Tracking the Zombie Diaspora: From Subhuman Haiti to Posthuman Tuscon
John Cussans
Chelsea College of Art and Design, London, United Kingdom

The Zombie is a particularly resilient and chimerical figure in the history of popular monsters.
Originating in the folklore of Colonial Haitian culture, the legendary Zombie is believed to be an individual whose soul has been stolen - after death - by a sorcerer. From the early Hollywood representations of Zombies as soul-less somnambulists governed by the will of a charismatic magician, through the plagues of insatiable, cinematic, cannibal Zombies of the 1970's, to the contemporary Zombies that populate the debates of cognitive science, the mythic Zombie has exercised a peculiar hold of the Western popular and scientific imagination for two hundred years.
Following themes developed in an earlier presentation - Voodoo Terror: (mis)representations of Voodoo and Western Cultural Anxieties ( http://haitisupport.gn.apc.org/res_culture_index.htm ) - this paper will explore the peculiar resilience of the Zombie figure in both popular culture and modern - and postmodern - scientific discourse.
I will draw parallels between the figures of the zombie, the somnambulist and the automaton in 19th century European popular culture and science. At stake in each figure is a complex of issues involving the nature of consciousness, the existence of the soul, the exercise of freewill and fears about the exercise of influence at a distance. These considerations will be extended to explore the emergence of the Zombie in contemporary cognitive science and consciousness studies where the Zombie is used to represent a hypothetically perfect simulacrum of a human being but lacking the essential quality of consciousness.

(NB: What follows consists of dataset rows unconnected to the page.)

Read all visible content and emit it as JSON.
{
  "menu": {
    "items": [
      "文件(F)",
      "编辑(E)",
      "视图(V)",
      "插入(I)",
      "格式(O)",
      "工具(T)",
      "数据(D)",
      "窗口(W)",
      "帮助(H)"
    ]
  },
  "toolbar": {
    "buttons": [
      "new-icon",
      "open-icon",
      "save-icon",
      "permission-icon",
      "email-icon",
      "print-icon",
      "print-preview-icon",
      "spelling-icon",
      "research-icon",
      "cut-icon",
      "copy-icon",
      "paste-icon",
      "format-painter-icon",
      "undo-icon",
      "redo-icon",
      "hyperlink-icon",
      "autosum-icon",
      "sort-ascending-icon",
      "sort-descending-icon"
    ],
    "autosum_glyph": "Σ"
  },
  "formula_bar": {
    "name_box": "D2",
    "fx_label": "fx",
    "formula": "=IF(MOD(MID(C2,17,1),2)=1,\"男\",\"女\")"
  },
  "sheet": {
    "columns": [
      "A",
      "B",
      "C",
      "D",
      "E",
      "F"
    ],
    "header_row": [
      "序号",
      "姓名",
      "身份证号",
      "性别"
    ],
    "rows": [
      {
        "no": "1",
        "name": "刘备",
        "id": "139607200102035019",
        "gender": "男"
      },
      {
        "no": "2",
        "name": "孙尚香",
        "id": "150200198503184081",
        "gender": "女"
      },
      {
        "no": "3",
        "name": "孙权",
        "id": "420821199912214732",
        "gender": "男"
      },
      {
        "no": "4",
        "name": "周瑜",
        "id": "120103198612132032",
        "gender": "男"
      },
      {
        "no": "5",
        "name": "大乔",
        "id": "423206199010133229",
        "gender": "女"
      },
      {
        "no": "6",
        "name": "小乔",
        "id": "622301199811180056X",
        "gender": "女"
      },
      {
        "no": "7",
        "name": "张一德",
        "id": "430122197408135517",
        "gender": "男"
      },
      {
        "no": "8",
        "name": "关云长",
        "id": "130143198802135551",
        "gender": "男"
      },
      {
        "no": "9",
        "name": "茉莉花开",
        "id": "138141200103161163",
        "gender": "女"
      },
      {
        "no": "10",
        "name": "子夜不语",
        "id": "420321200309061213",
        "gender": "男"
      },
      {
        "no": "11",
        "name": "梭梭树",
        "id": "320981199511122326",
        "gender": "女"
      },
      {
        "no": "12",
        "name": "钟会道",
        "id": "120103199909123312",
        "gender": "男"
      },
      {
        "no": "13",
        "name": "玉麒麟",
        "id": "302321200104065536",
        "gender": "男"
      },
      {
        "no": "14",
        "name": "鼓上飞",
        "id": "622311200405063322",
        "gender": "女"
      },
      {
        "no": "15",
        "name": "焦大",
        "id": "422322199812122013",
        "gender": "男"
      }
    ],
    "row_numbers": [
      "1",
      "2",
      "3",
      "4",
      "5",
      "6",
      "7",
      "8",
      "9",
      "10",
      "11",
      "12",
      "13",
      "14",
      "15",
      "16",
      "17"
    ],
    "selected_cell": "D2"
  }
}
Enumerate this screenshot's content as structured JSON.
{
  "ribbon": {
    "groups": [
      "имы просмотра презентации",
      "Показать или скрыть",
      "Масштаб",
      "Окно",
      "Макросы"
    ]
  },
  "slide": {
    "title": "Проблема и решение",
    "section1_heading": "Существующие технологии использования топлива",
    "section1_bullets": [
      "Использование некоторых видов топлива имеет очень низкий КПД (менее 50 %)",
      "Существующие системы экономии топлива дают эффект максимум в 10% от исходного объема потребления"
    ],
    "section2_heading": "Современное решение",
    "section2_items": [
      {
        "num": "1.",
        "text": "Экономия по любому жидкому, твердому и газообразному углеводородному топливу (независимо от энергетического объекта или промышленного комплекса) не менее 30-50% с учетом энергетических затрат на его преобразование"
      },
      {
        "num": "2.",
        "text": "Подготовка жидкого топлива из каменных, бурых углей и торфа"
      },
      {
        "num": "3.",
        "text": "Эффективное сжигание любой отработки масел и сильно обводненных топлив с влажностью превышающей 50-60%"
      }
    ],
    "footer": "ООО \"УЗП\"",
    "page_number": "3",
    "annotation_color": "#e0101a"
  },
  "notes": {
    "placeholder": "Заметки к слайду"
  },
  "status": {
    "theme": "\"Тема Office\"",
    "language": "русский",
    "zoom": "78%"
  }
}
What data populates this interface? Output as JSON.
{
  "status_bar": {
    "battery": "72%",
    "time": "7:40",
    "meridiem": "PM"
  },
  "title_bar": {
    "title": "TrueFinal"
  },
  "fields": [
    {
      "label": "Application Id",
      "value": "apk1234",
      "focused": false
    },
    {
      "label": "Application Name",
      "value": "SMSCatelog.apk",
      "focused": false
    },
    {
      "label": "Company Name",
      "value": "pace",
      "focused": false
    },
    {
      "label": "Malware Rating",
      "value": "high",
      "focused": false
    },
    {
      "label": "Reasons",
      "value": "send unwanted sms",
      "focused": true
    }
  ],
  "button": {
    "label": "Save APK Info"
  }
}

The Ethical Ambiguity of the Monster: Good and Evil as Human Possibilities in Michel Tournier's Le Roi des Aulnes
Hanna Meretoja
University of Turku, Finland

As Mikhail Bakhtin states in his famous Rabelais-study, giants are typically ambivalent figures in folk legends and literature: they are not clear-cut good or evil, and their grotesque corporality manifests metamorphosis, an ambiguous state of becoming. Michel Tournier, one of the most prominent contemporary French novelists, has built his novel Le Roi des Aulnes (The Erl-King, 1970) intertextually on the basis of age-old giant and monster imagery, thereby opening up a new, interesting perspective into the ambiguity of monstrosity. Through its monster imagery the novel demonstrates that evil is not an essential property of some men, those designated as “monsters”, but rather a possibility that resides in every human being.
The protagonist of Le Roi des Aulnes, Abel Tiffauges, is a car mechanic living in pre-World War II Paris, who endeavours to construct his identity on the basis of various monster and giant myths. He believes that he is “an ogre”, “a fabulous monster emerging from the mists of time”, and more specifically, a “child-bearer”, that is, a giant whose vocation is to carry children, like Saint Christopher carried the Christ Child across the river. The mythical figure of the Erl-King, best know from Goethe’s ballad Der Erlkönig, functions in the novel as a kind of “negative inversion” of Saint Christopher. Tiffauges wavers between being a Saint Christopher and an Erl-King figure, a gentle giant carrying children safe and a monster wrenching children from their parents’ arms. I would like to suggest that it is of utmost importance that Tiffauges is an ambiguous figure whose identity is not determined by a pre-given essence but is, on the contrary, constituted in the hermeneutic process in which he applies various mythical models into the concrete, singular situations that he encounters. The reader has to participate in this interpretative process by constantly re-evaluating whether Tiffauges is a “good” or a “bad” child-bearer. Gradually it becomes evident that he is an ethically ambiguous figure who has the potential for both good and evil, like all of us. This ambiguity calls attention to the ethical responsibility that accompanies the interpretation and application of culturally transmitted mythical models. In the novel this central theme gains its urgency in relation to the historical context of Nazi Germany.